Sarah’s interests in investigating the genomes of P. vivax stems from the parasite’s complex biology and the challenges it presents. “P. vivax parasites are difficult to grow outside the human body, which limits laboratory experiments on features like antimalarial drug resistance,” she explains. “Additionally, the ability of P. vivax to form dormant liver stages (hypnozites), complicates detection of treatment failures and tracking infection spread.

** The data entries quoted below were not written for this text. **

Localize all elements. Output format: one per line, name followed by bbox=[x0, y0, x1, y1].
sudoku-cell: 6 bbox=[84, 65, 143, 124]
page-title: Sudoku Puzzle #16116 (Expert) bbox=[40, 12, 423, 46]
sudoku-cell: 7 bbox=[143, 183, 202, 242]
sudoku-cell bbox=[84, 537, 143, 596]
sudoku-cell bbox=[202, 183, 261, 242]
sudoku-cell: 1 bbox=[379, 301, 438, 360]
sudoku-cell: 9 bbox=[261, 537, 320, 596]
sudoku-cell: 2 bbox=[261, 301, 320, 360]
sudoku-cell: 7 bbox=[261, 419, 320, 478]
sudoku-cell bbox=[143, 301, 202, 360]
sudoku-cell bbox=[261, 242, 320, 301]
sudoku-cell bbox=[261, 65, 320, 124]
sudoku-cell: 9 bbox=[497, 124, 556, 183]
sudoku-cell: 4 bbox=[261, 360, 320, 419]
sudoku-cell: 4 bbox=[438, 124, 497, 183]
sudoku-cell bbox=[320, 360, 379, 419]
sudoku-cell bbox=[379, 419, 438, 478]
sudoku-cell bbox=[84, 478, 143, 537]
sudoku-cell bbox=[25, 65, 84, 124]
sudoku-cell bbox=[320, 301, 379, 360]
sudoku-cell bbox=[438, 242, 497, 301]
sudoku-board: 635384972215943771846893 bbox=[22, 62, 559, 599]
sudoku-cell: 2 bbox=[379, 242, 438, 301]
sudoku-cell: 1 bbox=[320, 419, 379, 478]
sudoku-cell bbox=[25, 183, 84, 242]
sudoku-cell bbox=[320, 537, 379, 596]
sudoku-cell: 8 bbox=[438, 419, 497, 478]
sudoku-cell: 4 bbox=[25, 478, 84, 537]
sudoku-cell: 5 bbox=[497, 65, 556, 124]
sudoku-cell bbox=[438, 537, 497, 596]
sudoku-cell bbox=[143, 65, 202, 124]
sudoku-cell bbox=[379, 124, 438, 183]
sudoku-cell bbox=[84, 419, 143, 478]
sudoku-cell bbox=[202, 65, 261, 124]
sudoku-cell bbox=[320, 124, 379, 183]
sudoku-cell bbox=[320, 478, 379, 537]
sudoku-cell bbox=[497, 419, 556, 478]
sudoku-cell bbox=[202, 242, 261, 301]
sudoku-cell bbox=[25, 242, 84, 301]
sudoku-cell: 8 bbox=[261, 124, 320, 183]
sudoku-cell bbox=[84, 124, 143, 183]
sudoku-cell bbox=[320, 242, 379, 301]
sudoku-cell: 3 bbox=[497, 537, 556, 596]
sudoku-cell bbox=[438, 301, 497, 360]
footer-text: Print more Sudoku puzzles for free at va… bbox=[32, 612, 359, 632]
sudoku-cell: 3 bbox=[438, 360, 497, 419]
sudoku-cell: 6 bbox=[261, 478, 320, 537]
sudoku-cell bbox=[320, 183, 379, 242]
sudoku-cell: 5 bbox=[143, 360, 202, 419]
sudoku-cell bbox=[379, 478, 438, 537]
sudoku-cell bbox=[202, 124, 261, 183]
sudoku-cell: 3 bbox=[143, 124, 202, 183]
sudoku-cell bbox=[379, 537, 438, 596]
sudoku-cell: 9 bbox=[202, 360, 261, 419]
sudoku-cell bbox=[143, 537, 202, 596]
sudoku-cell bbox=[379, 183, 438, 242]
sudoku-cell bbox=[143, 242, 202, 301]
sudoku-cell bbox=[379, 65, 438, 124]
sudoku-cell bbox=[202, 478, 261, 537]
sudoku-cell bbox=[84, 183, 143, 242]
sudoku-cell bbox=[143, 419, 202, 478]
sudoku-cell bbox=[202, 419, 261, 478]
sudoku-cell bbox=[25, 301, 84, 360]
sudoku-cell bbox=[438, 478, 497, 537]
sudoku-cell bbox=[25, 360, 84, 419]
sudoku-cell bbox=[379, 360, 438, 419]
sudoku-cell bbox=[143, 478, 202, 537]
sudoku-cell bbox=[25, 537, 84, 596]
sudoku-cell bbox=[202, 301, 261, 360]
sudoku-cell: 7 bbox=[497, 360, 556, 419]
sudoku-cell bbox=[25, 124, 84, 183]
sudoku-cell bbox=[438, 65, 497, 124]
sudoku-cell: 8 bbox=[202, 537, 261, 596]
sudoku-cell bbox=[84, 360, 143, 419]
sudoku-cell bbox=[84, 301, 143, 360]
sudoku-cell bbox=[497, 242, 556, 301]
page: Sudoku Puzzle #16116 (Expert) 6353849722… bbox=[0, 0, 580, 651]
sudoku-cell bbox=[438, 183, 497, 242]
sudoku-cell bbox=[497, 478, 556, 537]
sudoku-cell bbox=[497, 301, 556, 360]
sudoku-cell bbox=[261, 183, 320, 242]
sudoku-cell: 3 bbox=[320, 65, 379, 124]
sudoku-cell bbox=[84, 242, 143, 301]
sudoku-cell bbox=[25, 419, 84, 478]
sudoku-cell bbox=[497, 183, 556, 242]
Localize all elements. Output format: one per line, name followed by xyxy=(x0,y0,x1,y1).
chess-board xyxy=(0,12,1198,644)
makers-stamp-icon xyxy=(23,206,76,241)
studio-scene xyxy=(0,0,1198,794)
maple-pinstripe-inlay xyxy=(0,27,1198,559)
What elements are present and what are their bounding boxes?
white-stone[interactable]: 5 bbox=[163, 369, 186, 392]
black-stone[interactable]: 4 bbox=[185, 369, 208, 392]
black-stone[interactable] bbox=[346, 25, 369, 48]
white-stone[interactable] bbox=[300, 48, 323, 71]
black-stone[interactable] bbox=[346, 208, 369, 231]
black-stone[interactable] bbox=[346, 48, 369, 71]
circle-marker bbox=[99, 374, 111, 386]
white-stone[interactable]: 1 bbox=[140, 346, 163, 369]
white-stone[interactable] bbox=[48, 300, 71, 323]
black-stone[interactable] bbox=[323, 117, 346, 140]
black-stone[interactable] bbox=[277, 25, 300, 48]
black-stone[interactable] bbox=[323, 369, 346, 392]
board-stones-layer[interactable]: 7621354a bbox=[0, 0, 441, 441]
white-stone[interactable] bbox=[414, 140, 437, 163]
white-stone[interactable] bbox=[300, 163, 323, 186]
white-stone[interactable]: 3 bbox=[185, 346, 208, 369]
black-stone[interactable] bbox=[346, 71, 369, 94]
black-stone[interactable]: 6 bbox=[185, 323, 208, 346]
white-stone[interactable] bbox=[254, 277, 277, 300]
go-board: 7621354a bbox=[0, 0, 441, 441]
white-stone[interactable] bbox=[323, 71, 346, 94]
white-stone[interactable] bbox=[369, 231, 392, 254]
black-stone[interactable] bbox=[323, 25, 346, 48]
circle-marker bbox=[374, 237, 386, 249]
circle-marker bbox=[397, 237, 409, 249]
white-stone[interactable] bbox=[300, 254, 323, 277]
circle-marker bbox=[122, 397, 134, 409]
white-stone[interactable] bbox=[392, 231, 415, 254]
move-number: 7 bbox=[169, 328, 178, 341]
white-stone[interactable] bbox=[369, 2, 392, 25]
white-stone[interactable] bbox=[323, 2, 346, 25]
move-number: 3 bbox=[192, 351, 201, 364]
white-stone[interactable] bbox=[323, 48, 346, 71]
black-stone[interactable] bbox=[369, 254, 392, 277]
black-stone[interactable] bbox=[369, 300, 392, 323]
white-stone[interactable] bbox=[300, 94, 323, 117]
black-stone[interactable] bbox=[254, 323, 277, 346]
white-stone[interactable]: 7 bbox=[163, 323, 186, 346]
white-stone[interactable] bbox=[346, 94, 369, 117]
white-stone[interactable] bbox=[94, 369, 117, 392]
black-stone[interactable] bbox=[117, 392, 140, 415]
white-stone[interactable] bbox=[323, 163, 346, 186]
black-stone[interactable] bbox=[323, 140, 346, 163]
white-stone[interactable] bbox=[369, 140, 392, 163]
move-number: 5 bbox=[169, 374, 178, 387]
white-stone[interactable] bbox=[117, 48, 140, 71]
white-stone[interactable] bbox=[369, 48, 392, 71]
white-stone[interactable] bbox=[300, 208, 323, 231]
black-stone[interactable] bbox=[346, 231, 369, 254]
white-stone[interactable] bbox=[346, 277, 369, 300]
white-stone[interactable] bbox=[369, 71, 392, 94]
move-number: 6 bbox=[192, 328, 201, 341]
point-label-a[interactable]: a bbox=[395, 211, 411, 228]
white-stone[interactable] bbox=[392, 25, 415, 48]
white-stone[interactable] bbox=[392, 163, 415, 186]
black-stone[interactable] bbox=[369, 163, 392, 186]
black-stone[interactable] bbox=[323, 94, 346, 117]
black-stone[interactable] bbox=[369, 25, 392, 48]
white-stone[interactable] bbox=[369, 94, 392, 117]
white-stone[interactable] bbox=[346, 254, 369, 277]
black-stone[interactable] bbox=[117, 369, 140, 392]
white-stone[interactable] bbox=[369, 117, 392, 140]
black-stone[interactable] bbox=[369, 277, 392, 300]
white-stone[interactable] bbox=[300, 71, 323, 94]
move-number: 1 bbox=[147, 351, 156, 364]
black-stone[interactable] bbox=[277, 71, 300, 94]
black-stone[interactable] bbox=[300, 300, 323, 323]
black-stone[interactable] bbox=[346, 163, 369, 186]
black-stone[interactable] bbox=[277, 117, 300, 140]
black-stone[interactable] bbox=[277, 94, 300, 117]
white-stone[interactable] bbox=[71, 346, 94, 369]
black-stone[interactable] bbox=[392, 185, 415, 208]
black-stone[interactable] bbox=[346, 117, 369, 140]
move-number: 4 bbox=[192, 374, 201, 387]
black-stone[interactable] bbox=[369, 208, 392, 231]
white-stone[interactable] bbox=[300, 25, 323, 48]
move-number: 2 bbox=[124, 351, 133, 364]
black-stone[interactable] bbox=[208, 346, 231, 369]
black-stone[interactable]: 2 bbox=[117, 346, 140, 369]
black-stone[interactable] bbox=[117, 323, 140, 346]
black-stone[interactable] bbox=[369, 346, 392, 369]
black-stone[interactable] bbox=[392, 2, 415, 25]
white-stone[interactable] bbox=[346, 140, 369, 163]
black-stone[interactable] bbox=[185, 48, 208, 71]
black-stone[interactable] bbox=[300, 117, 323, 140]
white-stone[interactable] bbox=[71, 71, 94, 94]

Genomics helps to untangle these challenges.”

The integration of molecular genetics into Sarah’s research informs public health decision-making by providing critical data for local malaria surveillance. “Our program aims to derive genetic information on transmission intensity, infection spread, importation, and treatment efficacy,” says Sarah. “This data helps national malaria control programs target interventions for maximum impact and adjust policies, such as antimalarial drug recommendations, as needed.”

Sarah’s partnership with AGRF is important to her research journey. “The AGRF team brought essential experience and skills to the development of the P. vivax rhAmpSeq library preparation protocol,” she says. “Their dedication and innovative approach ensured the protocol’s success, even in potentially low-resource settings.”

Through her work with AGRF and the vivaxGEN network, Associate Professor Sarah Auburn continues to push the boundaries of molecular biology and genomics, paving the way for innovative solutions to combat malaria and improve global health.